Thomas Geissler calls his gold coin dispensing automatic teller machines (ATMs) Gold to Go. If his plan to install SA's first such machine at Cape Town's Waterfront comes to fruition, he may find they live up to their name—but not in the way he intends.

His company Geissler C-B-T has already placed 11 such ATMs in Germany Italy, Spain, the United Arab Emirates and the U.S. Mr.
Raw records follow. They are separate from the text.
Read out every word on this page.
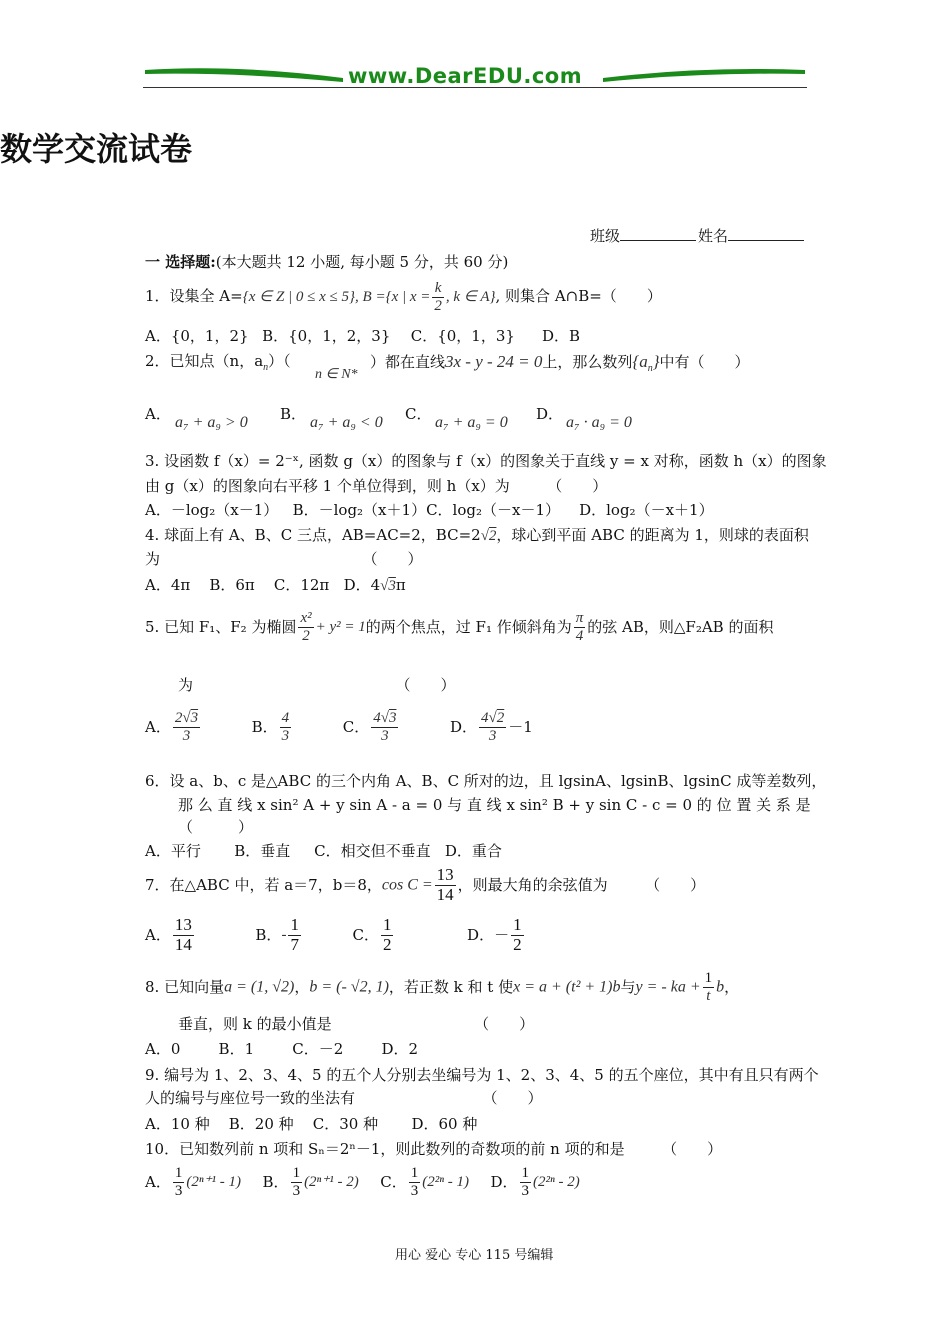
www.DearEDU.com
数学交流试卷
班级	姓名
一 选择题:(本大题共 12 小题, 每小题 5 分，共 60 分)
1．设集全 A={x ∈ Z | 0 ≤ x ≤ 5}, B ={x | $x = \frac{k}{2}$ , k ∈ A}, 则集合 A∩B=（　　）
A．{0，1，2} B．{0，1，2，3} C．{0，1，3} D．B
2．已知点（n，$a_n$）（
n ∈ N*
）都在直线3x - y - 24 = 0上，那么数列$\{a_n\}$中有（　　）
A． a₇ + a₉ > 0 B． a₇ + a₉ < 0 C． a₇ + a₉ = 0 D． a₇ · a₉ = 0
3. 设函数 f（x）= 2⁻ˣ, 函数 g（x）的图象与 f（x）的图象关于直线 y = x 对称，函数 h（x）的图象
由 g（x）的图象向右平移 1 个单位得到，则 h（x）为　　　（　　）
A．－log₂（x－1） B．－log₂（x＋1）C．log₂（－x－1） D．log₂（－x＋1）
4. 球面上有 A、B、C 三点，AB=AC=2，BC=2√2，球心到平面 ABC 的距离为 1，则球的表面积
为　　　　　　　　　　　　　　（　　）
A．4π B．6π C．12π D．4√3π
5. 已知 F₁、F₂ 为椭圆 $\frac{\text{x²}}{2} + y^2 = 1$的两个焦点，过 F₁ 作倾斜角为 $\frac{\pi}{4}$ 的弦 AB，则△F₂AB 的面积
为　　　　　　　　　　　　　　（　　）
A． $\frac{2√3}{3}$	B． $\frac{4}{3}$	C． $\frac{4√3}{3}$	D． $\frac{4√2}{3} -1$
6．设 a、b、c 是△ABC 的三个内角 A、B、C 所对的边，且 lgsinA、lgsinB、lgsinC 成等差数列，
那 么 直 线 x sin² A + y sin A - a = 0 与 直 线 x sin² B + y sin C - c = 0 的 位 置 关 系 是
（　　　）
A．平行 B．垂直 C．相交但不垂直 D．重合
7．在△ABC 中，若 a＝7，b＝8，$\cos C = \frac{13}{14}$ ，则最大角的余弦值为　　　（　　）
A． $\frac{13}{14}$	B．- $\frac{1}{7}$	C． $\frac{1}{2}$	D．－ $\frac{1}{2}$
8. 已知向量a = (1, √2)，b = (- √2, 1)，若正数 k 和 t 使x = a + (t² + 1)b与y = - ka + $\frac{1}{t}$ b，
垂直，则 k 的最小值是　　　　　　　　　　（　　）
A．0	B．1	C．－2	D．2
9. 编号为 1、2、3、4、5 的五个人分别去坐编号为 1、2、3、4、5 的五个座位，其中有且只有两个
人的编号与座位号一致的坐法有　　　　　　　　　（　　）
A．10 种 B．20 种 C．30 种 D．60 种
10．已知数列前 n 项和 Sₙ＝2ⁿ－1，则此数列的奇数项的前 n 项的和是　　　（　　）
A． $\frac{1}{3} (2^{n+1} - 1)$ B． $\frac{1}{3} (2^{n+1} - 2)$ C． $\frac{1}{3} (2^{2n} - 1)$ D． $\frac{1}{3} (2^{2n} - 2)$
用心 爱心 专心 115 号编辑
Geissler said yesterday he hopes to install an ATM at the Waterfront this year.

The bombing of an Absa ATM yesterday morning in Lyttelton, a suburb of Centurion, highlights the challenge facing the German businessman.
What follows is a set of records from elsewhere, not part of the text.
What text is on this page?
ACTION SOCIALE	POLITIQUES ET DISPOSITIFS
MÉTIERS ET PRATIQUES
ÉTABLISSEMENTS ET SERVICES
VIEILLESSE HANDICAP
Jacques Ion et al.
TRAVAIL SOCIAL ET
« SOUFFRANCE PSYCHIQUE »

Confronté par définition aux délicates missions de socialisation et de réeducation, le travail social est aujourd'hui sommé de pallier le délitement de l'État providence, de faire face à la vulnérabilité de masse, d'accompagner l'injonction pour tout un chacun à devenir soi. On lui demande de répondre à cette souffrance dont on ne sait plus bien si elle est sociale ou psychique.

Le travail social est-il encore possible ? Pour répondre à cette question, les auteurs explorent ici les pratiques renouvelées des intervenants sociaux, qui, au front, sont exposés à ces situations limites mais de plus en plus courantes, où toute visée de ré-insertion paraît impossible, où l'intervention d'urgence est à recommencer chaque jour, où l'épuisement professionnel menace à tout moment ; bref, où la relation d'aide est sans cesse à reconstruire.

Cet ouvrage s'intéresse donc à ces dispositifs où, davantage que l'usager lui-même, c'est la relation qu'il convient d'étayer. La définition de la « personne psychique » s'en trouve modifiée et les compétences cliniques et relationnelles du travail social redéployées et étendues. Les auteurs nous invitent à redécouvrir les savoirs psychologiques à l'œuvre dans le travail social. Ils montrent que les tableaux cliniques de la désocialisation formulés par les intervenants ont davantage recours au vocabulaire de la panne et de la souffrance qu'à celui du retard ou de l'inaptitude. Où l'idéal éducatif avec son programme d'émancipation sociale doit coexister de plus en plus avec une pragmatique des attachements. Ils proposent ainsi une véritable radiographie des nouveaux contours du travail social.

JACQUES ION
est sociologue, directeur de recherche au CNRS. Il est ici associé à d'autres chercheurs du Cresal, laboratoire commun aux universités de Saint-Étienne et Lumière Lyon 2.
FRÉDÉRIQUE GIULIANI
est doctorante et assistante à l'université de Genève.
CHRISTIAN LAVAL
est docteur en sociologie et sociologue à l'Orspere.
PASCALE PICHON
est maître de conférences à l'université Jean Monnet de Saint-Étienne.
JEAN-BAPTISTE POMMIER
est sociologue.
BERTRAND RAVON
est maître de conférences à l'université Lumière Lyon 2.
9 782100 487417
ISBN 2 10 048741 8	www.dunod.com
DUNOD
The number of attacks on ATMs in SA rose 35% last year from 2009, an industry body, the South African Banking Risk Information Centre, said yesterday.

While Gauteng and Limpopo have borne the brunt of the robberies, the prospect of a newly minted gold-dispensing ATM may send a few criminals to the Mother City on a working holiday.

"You mark money in an ATM in the event of a bomb, but you can't do that with gold coins," said Alan Demby, chairman of the South African Gold Coin Exchange. "Thieves would just steal the coins and melt them down."

Geissler C-B-T yesterday installed two machines—on the ground and 124th floors of Dubai's Burj Khalifa, the world's tallest building—bringing its world total to 18, spokesman Joe Dreixler said.

The machines take cash or credit card payments and dispense a packaged gold coin in return. Prices, based on spot prices of gold, are updated every 10 minutes.

"We only accept locations with a very high security level—indoor locations only, not accessible by lorry, with security staff in the building," Mr. Dreixler said.